Glucosamine and chondroitin sulphate in many animal and human trials has improved joint health. In vitro studies are beginning to clarify their mode of action. The objective of this research was to: 1) determine at what concentrations glucosamine-HCl (GLN) and/or chondroitin sulphate (CS) would inhibit the cytokine-induced catabolic response in equine articular cartilage explants and 2) to determine if a combination of the 2 was more effective at inhibiting the catabolic response than the individual compounds. Articular cartilage was obtained from carpal joints of horses (age 1–4 years). Cartilage discs (3.5 mm) were biopsied and cultured. Explants were incubated with lipopolysaccharide (LPS) in the presence of varying concentrations of GLN, CS, or both. Control treatments included explants with no LPS and LPS without GLN or CS. Media were analysed for nitric oxide (NO), prostaglandin E2 (PGE2) and keratan sulphate. Cartilage was extracted for analysis of metalloproteinases (MMP). Four experiments were conducted.

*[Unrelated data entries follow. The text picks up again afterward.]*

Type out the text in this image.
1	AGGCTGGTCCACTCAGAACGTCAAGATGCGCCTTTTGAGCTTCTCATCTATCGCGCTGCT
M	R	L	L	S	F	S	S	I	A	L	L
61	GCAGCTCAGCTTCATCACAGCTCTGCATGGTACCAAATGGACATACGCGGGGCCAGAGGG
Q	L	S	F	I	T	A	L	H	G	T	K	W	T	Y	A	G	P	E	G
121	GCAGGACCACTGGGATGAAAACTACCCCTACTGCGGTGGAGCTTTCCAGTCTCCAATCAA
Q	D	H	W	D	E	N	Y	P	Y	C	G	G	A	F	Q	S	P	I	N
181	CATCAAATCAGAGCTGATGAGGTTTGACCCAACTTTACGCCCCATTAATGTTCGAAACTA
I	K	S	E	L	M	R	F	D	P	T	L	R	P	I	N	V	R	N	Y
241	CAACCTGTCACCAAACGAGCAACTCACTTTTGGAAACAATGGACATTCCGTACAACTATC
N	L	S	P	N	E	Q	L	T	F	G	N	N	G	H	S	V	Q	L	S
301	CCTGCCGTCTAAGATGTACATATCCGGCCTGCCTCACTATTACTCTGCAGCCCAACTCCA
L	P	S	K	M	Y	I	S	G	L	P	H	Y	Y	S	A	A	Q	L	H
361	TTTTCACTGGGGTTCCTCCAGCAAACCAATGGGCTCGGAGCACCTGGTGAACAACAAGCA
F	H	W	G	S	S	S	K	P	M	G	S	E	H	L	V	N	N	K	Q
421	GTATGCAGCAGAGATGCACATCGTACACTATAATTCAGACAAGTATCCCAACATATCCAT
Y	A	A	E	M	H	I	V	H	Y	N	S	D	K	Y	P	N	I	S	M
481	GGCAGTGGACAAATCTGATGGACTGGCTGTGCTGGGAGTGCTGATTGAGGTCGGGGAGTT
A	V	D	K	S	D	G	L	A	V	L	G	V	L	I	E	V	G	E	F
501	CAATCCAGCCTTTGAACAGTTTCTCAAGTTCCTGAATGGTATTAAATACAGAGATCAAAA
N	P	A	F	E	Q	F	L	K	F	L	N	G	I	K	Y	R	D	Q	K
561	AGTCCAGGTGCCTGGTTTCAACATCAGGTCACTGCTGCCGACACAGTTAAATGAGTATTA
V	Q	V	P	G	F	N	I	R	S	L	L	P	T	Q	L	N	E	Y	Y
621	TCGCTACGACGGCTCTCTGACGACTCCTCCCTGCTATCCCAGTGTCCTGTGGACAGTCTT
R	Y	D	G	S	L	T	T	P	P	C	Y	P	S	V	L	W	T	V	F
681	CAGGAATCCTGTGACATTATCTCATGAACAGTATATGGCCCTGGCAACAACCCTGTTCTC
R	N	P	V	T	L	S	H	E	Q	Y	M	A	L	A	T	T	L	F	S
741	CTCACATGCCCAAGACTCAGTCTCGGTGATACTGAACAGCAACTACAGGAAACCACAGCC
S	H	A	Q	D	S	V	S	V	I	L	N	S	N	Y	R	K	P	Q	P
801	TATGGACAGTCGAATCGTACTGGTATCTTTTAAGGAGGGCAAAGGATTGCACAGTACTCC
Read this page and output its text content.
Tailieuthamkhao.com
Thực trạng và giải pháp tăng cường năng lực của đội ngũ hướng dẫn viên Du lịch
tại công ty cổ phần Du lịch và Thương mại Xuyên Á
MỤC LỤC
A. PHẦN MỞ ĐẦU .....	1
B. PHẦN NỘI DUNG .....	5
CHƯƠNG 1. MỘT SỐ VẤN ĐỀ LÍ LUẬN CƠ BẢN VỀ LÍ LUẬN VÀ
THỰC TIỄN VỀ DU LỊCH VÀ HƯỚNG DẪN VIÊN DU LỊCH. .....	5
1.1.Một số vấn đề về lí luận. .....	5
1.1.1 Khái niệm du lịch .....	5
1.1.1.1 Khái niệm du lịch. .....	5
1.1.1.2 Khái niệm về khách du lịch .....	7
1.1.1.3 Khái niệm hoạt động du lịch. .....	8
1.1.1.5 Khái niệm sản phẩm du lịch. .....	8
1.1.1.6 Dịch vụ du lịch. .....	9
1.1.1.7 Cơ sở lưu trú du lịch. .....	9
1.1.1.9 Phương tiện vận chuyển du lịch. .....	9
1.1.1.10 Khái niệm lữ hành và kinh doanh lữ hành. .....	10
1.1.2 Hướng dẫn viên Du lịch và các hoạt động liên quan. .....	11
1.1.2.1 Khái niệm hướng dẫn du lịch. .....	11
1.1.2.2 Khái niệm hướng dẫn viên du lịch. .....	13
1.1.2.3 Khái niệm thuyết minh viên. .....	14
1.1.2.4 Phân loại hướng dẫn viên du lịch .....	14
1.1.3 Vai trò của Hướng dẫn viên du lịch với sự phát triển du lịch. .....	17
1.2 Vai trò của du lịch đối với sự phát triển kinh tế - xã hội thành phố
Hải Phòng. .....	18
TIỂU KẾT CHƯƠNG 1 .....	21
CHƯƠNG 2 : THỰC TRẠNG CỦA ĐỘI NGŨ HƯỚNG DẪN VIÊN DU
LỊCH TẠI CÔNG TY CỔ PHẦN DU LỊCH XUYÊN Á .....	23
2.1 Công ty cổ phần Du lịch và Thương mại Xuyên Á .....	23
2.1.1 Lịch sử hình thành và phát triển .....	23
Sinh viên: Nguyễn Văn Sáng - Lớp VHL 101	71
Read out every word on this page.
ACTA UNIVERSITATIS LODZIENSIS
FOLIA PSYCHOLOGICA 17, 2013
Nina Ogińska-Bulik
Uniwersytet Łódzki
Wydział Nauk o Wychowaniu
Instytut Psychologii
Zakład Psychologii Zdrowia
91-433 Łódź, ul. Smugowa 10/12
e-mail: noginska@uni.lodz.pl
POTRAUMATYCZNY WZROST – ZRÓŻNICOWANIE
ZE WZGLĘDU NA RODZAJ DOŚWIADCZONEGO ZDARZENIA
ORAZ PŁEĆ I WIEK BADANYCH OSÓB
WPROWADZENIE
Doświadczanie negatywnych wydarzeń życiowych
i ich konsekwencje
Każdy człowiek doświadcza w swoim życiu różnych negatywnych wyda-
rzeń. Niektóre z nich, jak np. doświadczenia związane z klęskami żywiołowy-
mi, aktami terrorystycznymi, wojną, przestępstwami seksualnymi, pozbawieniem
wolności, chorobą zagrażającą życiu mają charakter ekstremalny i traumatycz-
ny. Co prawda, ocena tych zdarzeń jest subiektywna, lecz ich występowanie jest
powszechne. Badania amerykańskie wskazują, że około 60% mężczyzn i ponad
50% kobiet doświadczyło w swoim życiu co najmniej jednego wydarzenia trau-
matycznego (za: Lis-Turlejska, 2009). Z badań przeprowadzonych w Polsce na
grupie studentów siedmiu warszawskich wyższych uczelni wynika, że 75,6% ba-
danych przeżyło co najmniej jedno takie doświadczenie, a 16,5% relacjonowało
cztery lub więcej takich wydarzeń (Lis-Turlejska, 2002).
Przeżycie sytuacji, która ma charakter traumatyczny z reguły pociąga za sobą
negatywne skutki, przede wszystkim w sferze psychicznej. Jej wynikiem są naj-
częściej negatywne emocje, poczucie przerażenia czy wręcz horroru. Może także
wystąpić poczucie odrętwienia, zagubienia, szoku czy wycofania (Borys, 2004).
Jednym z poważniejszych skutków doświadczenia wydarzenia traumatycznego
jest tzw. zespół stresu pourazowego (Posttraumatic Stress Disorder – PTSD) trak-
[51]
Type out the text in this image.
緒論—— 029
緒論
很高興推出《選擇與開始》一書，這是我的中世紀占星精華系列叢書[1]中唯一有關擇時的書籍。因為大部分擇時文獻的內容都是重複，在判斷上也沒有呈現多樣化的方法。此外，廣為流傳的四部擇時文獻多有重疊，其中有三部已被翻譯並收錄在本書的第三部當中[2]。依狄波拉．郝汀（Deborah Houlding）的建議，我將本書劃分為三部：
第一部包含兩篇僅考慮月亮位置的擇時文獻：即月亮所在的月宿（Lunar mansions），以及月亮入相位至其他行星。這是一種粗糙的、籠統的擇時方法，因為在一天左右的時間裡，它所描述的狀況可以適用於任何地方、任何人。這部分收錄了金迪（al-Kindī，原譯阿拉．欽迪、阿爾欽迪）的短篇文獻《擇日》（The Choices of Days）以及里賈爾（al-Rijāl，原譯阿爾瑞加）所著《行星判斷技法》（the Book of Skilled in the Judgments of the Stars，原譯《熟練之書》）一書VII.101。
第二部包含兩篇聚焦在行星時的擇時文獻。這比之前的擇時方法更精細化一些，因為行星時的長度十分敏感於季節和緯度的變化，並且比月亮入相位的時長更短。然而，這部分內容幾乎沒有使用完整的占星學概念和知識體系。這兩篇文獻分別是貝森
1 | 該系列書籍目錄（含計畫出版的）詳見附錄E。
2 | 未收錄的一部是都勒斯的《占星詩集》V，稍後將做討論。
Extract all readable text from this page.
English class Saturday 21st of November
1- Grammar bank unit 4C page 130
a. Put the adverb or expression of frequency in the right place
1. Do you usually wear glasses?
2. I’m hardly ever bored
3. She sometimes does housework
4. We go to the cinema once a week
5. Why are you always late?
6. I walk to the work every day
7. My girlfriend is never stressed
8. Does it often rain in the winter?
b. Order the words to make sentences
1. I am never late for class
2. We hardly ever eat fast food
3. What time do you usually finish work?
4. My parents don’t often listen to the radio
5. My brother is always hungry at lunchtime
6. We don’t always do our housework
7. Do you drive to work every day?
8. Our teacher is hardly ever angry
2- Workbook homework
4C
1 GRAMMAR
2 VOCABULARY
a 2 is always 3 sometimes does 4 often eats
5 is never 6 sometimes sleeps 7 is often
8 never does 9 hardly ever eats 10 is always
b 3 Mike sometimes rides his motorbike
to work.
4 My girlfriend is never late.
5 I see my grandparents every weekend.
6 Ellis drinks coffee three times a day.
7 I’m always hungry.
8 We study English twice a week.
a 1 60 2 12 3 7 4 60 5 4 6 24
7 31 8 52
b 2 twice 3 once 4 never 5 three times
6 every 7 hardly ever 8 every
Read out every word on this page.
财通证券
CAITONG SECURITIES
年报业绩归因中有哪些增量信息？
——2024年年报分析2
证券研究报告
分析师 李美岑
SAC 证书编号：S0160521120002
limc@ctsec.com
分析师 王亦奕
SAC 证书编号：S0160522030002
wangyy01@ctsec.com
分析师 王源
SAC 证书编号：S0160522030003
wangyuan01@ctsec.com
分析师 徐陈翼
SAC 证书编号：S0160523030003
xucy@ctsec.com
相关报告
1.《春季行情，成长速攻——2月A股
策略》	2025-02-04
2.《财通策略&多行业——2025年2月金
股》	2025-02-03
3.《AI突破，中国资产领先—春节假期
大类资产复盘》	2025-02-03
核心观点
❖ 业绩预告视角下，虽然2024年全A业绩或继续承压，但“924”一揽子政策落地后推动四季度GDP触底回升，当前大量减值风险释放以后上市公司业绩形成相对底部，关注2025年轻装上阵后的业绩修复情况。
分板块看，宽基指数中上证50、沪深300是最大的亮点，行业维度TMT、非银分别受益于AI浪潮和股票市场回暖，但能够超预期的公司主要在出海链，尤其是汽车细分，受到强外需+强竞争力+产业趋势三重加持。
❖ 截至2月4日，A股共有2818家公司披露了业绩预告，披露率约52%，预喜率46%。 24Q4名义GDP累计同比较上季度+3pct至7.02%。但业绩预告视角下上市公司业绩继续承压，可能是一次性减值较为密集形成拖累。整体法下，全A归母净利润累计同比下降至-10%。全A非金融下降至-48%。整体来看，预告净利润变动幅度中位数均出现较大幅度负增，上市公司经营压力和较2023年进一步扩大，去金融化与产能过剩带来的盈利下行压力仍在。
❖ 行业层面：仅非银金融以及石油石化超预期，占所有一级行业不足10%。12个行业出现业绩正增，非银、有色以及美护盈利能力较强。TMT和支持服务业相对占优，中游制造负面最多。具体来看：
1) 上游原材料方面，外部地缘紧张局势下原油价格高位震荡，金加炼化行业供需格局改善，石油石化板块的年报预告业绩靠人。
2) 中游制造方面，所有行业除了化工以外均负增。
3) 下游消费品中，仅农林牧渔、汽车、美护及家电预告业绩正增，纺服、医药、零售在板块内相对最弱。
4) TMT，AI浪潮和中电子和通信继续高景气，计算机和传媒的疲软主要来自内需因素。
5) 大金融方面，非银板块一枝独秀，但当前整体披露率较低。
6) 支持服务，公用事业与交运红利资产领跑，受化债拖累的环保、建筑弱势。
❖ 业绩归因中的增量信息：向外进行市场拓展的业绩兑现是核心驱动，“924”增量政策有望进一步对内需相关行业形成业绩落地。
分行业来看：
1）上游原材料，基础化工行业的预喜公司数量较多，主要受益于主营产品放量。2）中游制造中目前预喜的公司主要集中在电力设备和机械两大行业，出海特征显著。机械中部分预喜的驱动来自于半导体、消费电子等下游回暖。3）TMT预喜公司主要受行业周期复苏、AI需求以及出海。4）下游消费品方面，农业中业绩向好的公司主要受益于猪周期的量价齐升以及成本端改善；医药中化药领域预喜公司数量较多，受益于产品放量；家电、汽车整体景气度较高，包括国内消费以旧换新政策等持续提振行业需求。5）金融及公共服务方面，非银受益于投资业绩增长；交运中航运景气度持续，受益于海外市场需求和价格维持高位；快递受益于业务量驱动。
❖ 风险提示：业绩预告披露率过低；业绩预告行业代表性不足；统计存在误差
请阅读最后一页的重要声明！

In all experiments, GLN at concentrations as low as 1 mg/ml decreased NO production relative to LPS stimulated cartilage without GLN over the 4 day period. In general, CS at either 0.25 or 0.5 mg/ml did not inhibit NO production. The addition of CS to GLN containing media did not further inhibit NO production. GLN at concentrations as low as 0.5 mg/ml decreased PGE2 production, whereas CS did not effect on PGE2. The combination of GLN/CS decreased MMP-9 gelatinolytic activity but had no effect on MMP-2 activity. The combination in 2 experiments tended to decrease MMP-13 protein concentrations and decreased keratan sulphate levels in media. Overall, the combination of GLN (1 mg/ml) and CS (0.25 mg/ml) inhibited the synthesis of several mediators of cartilage degradation. These results further support the effort to understand the role of GLN and CS in preserving articular cartilage in athletic horses.